Young employees, i.e. 18-25-year-olds, skip lunch more often than older employees – one in five does this. Still, young employees in particular wish for a lunch benefit in their employment benefits, which, according to the survey, they do not often use. Even half of the young employees wished for a lunch benefit.
"Young employees value the lunch benefit and other benefits the most, with which you can, for example, buy cultural and sports services and commuting tickets. This is what both 18-25-year-old and 25-40-year-old employees think. This gives a clue to thinking about future employee benefits. Breakfasts, parties, the telephone, and even intangible benefits such as remote work were clearly less important to young people than the traditional lunch benefit," says Kuusela.
Remote work has also affected lunch habits
During the Covid period, there was a widespread shift to remote work, and many have continued to work remotely even after the pandemic subsided. Often when working at home, the absorption of work can make you take a very short lunch break and the break can be forgotten anyway.
About 70 % of remote workers prepare their own lunch, according to a survey we conducted in 2020. However, home-cooked lunch often does not meet nutritional recommendations. Especially vegetables are eaten too little. You also get too little fiber from home lunch and too much bad fat.
"Nutritional recommendations, such as half a kilo of vegetables a day, are easier to implement when you eat a decent lunch in a lunch restaurant. Only 14% of Finnish men and 22% of women reach the half-kilo daily goal of vegetables. This was revealed in the FinnRavinto2017 study, the results of which were published in 2019, says Kuusela and continues:
"If you eat lunch at home or at work, you shouldn't get into the habit of having a quick lunch at the computer, but pay particular attention to the amount of vegetables. The easiest way to meet your nutritional goals is to eat at lunch restaurants that offer a salad table. In general, employers should encourage their employees to take a meal break and, if necessary, make such arrangements at the workplace , that taking a break will be successful."
The lunch benefit supports coping and a healthy diet, which reduces sick leave
The lunch benefit was already created after the Second World War. Even then, it was noticed that the employees were coping better thanks to the lunch benefit. Using the lunch benefit increases work efficiency by 20%, says the International Labor Organization ILO. According to the ILO, good nutrition also reduces workplace accidents.
A bad diet, on the other hand, leads to more sick leaves. In a study conducted in the United States and Britain, it was found to increase sickness absence by 21%. Vielife's study had 15,000 participants.
Our research also showed that the lunch benefit clearly increases the willingness to eat lunch in a restaurant. 65% of lunch benefit holders say that they eat lunch in a restaurant clearly more often than without a lunch benefit. Men shared this opinion more often than women.

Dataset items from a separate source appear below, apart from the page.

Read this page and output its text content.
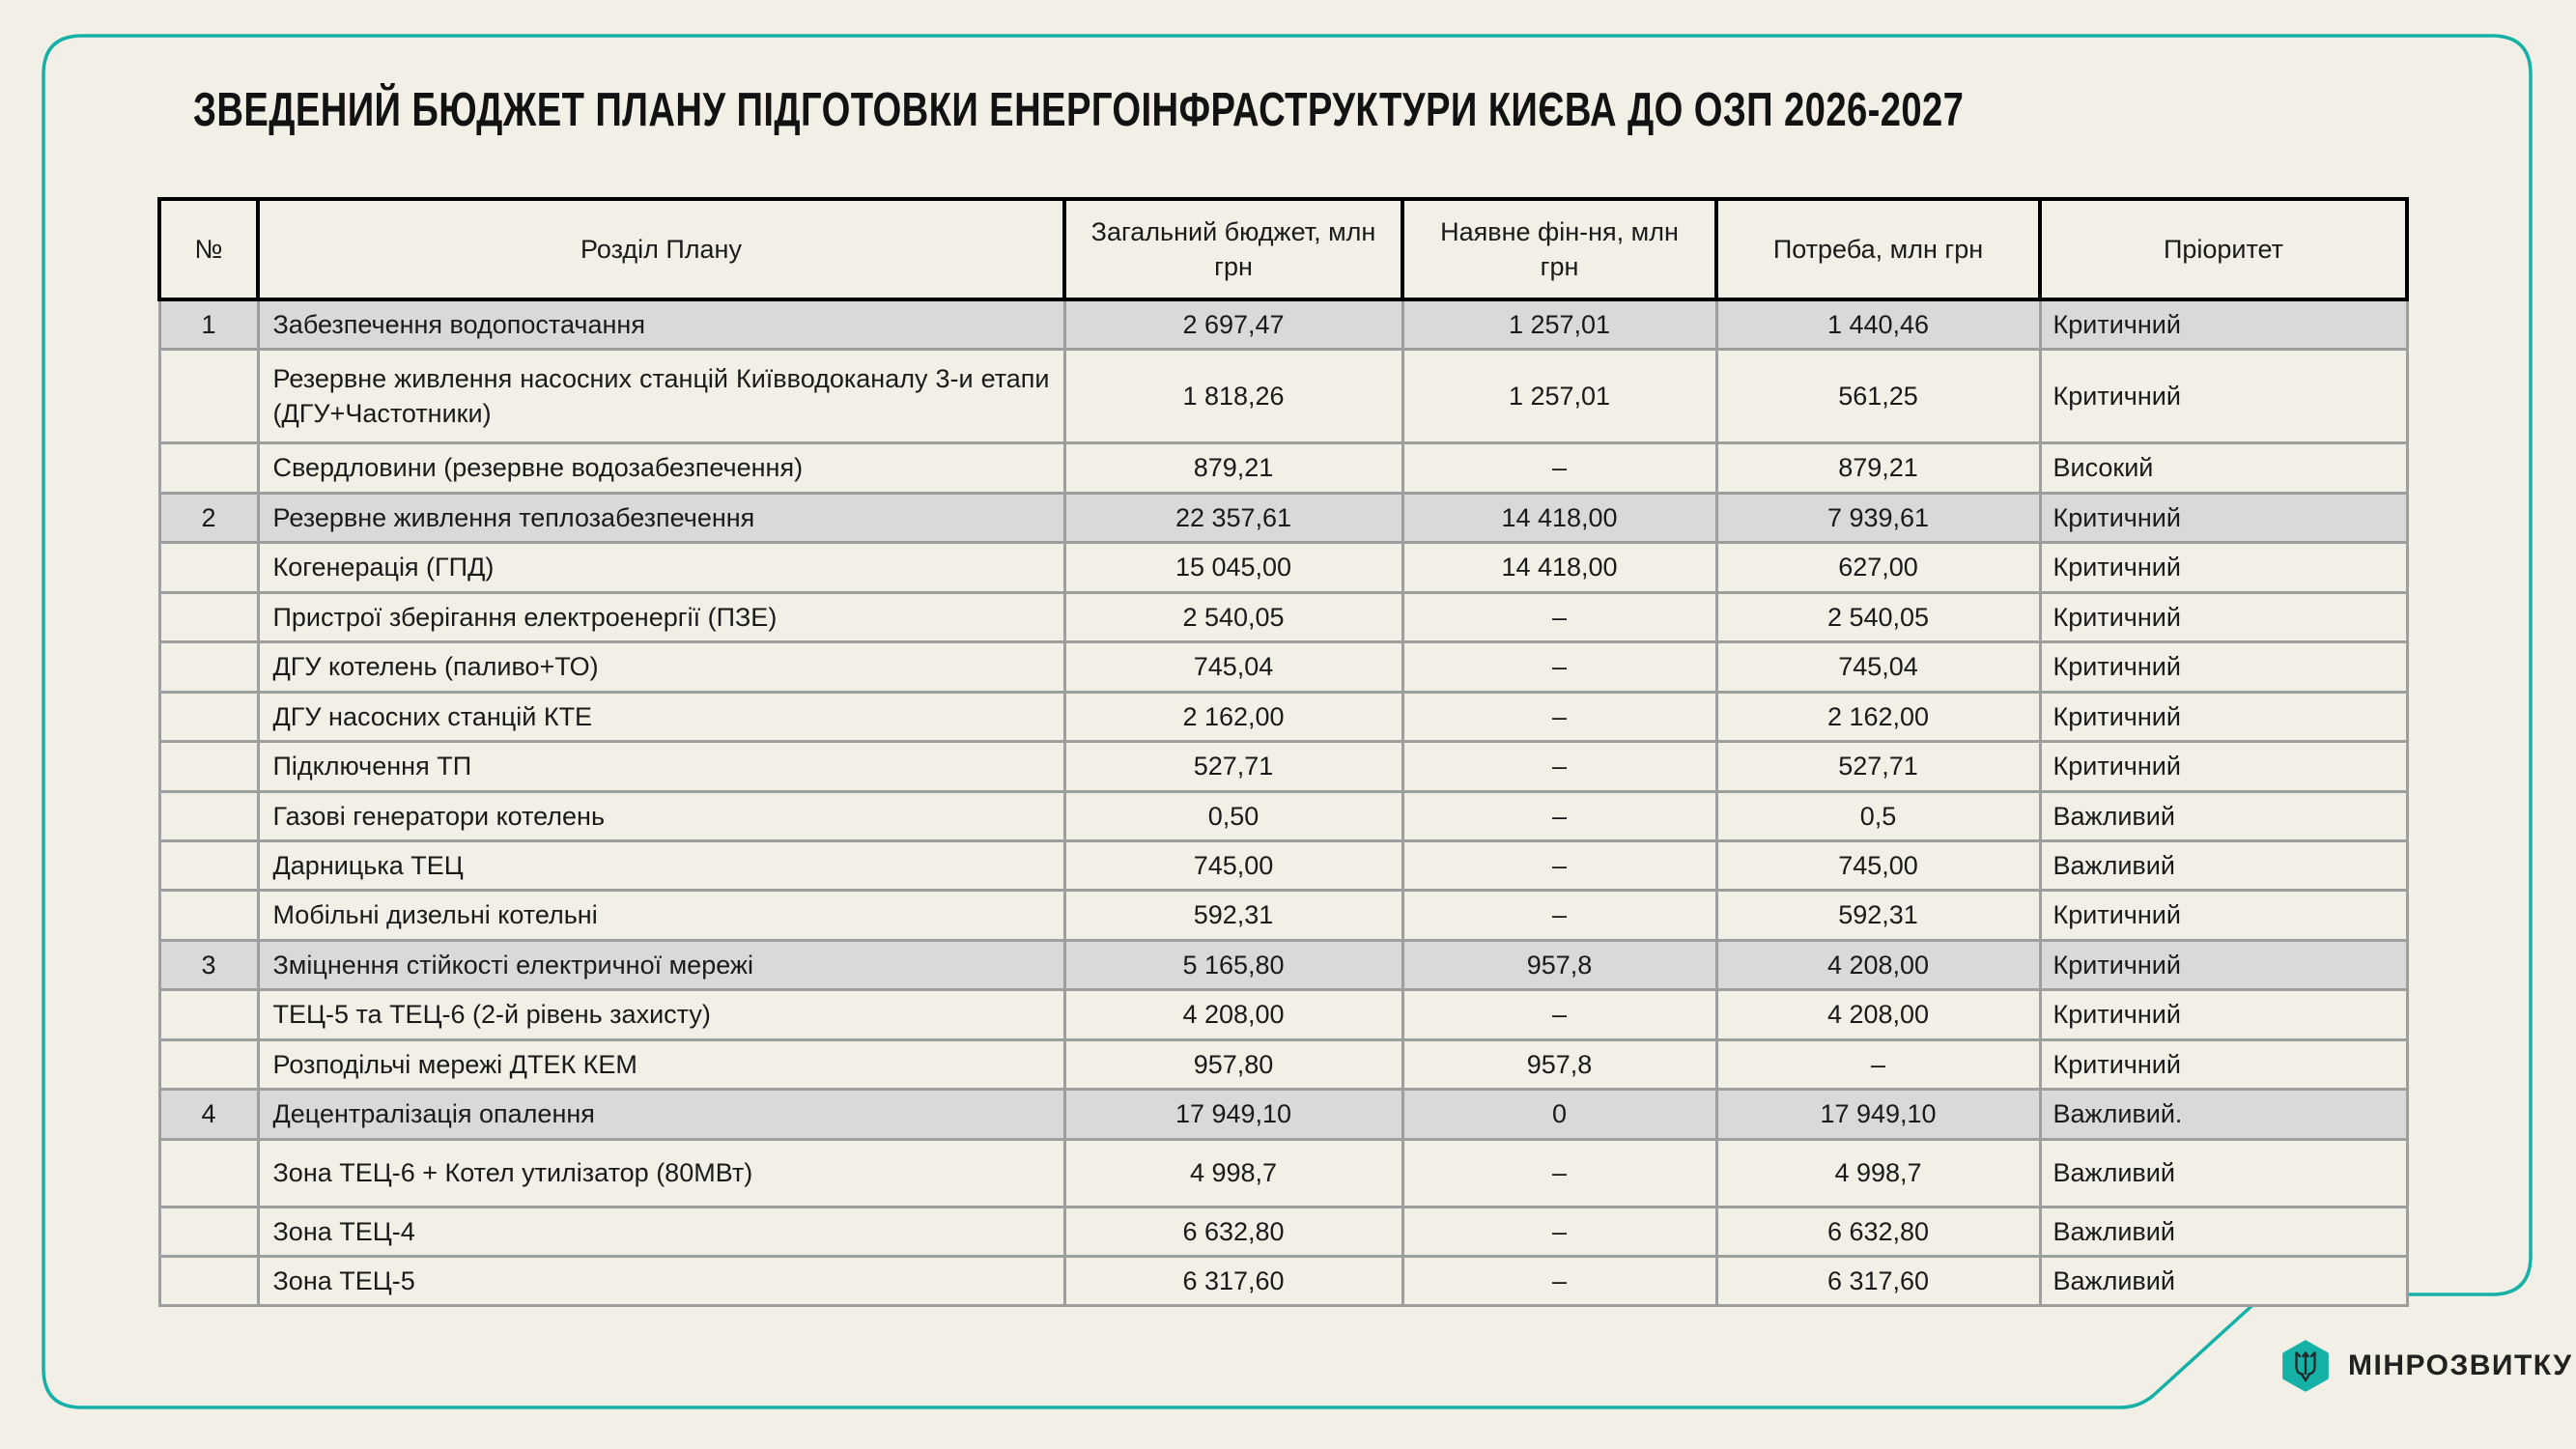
ЗВЕДЕНИЙ БЮДЖЕТ ПЛАНУ ПІДГОТОВКИ ЕНЕРГОІНФРАСТРУКТУРИ КИЄВА ДО ОЗП 2026-2027
№	Розділ Плану	Загальний бюджет, млн грн	Наявне фін-ня, млн грн	Потреба, млн грн	Пріоритет
1	Забезпечення водопостачання	2 697,47	1 257,01	1 440,46	Критичний
	Резервне живлення насосних станцій Київводоканалу 3-и етапи (ДГУ+Частотники)	1 818,26	1 257,01	561,25	Критичний
	Свердловини (резервне водозабезпечення)	879,21	–	879,21	Високий
2	Резервне живлення теплозабезпечення	22 357,61	14 418,00	7 939,61	Критичний
	Когенерація (ГПД)	15 045,00	14 418,00	627,00	Критичний
	Пристрої зберігання електроенергії (ПЗЕ)	2 540,05	–	2 540,05	Критичний
	ДГУ котелень (паливо+ТО)	745,04	–	745,04	Критичний
	ДГУ насосних станцій КТЕ	2 162,00	–	2 162,00	Критичний
	Підключення ТП	527,71	–	527,71	Критичний
	Газові генератори котелень	0,50	–	0,5	Важливий
	Дарницька ТЕЦ	745,00	–	745,00	Важливий
	Мобільні дизельні котельні	592,31	–	592,31	Критичний
3	Зміцнення стійкості електричної мережі	5 165,80	957,8	4 208,00	Критичний
	ТЕЦ-5 та ТЕЦ-6 (2-й рівень захисту)	4 208,00	–	4 208,00	Критичний
	Розподільчі мережі ДТЕК КЕМ	957,80	957,8	–	Критичний
4	Децентралізація опалення	17 949,10	0	17 949,10	Важливий.
	Зона ТЕЦ-6 + Котел утилізатор (80МВт)	4 998,7	–	4 998,7	Важливий
	Зона ТЕЦ-4	6 632,80	–	6 632,80	Важливий
	Зона ТЕЦ-5	6 317,60	–	6 317,60	Важливий
МІНРОЗВИТКУ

Meal breaks are regulated in the Working Time Act. If the working day lasts more than six hours, half an hour's rest, or practically a meal break, is the minimum requirement. In some workplaces, such as hospitals, the employee does not have the opportunity to leave for a meal break, in which case he has the opportunity to have a forced meal. In that case, however, meals are counted as working time.
Employer, do you or do you offer a lunch benefit that increases work well-being?